Putting protection back in the EPA

Posted: Updated:
BAY COUNTY, MI (WNEM) -

It's a major employer in Mid-Michigan, providing hundreds of jobs and pumping millions into the economy.

However, it's also been cited time and time again for violating clean air and water standards.

Some fear it could end up causing the next public health crisis.

Jim and Nancy Easterly are fuming. They said it's because of something in the air.

"The smell is so bad I don't even want to invite people over to my home anymore," Nancy Easterly said.

The Easterlys are talking about a foul odor that blankets their Monitor Township neighborhood. The stench is coming from the Michigan Sugar factory, but Jim Easterly said there is nothing sweet about the runaround he and his neighbors are getting.

"Nobody is doing anything to help us," he said.

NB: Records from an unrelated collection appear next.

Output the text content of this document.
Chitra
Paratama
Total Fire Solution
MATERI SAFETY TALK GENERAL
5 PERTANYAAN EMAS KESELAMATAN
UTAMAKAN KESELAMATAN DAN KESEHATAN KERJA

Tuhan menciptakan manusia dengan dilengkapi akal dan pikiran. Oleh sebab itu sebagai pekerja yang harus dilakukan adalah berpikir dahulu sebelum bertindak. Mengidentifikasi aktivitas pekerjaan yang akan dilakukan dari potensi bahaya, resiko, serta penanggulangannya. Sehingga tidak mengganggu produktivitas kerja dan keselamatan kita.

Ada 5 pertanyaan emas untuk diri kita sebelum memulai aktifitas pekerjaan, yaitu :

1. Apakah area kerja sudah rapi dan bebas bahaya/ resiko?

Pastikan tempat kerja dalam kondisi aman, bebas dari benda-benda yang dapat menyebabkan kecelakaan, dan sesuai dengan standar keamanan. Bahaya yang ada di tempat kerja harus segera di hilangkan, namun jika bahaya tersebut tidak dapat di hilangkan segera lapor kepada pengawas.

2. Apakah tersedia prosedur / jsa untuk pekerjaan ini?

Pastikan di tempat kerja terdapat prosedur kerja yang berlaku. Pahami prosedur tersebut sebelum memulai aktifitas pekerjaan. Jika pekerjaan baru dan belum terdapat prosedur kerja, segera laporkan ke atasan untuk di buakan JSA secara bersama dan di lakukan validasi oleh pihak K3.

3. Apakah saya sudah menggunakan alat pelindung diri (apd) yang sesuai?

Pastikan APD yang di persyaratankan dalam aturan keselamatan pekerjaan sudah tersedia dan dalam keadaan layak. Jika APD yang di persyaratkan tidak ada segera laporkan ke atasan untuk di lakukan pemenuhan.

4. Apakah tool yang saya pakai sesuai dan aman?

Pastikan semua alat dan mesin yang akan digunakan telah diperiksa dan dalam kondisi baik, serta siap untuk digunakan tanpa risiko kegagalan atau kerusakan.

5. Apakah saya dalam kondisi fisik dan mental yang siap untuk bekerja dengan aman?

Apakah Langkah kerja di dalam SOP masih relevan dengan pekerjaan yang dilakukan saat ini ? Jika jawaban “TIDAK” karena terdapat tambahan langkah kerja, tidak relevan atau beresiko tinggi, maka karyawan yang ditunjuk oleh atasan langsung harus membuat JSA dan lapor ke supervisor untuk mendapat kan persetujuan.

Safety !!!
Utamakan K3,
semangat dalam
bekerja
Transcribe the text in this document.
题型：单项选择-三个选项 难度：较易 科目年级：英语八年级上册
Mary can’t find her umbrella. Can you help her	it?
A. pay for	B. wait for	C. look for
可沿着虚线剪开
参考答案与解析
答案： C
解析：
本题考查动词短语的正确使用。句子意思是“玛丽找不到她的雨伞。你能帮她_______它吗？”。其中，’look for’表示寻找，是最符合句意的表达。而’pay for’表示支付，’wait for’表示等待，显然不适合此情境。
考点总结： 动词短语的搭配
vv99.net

Michigan Sugar is a cooperative of farmers. It profits from taking sugar beats and turning them into sugar. The company has been around longer than most residents, but one local official said there were three complaints of odor in 2009 and nearly 800 last year.

"When we have 800 residents complaining about the odor, that is a serious problem," said Terry Miller, Monitor Township trustee.

Miller said residents are getting a raw deal, complaining for years and getting very little action from the federal and state regulators who take their complaints. They issue violations and collect fines, but have done nothing to fix the smell.

"The wheels of environmental justice move incredibly slow, too slow," Miller said.

The federal Environmental Protection Agency confirmed hundreds of violations were issued to Michigan Sugar for being out of compliance with both the Clear Air Act and the Clean Water Act.

The state Department of Environmental Quality, which regulates odors which are considered a public nuisance, said they have limited enforcement powers.

The TV5 I-Team discovered all of the violations have been handed over to the state Attorney General's Office.

Miller and Easterly both said, not only has Michigan Sugar failed to do anything about its overwhelming odor issues, they now fear Monitor Township could become the next public health crisis, similar to what's happening in Flint.

Miller said while the problems are much different, the agencies that dropped the ball in Flint are the same with Michigan Sugar - the EPA and the DEQ.

"Citizens have to get involved in the process and they have to scream about this sort of thing," Miller said.

The I-Team reached out to Michigan Sugar to get their side of the story. They referred TV5 to their website. TV5's research showed as the company grows there could be a significant cost to upgrades needed to control the odor.

In the meantime, for the Easterlys and others, property values are a huge concern and quality of life matters even more. They feel their future in Monitor Township is like the odor, up in the air.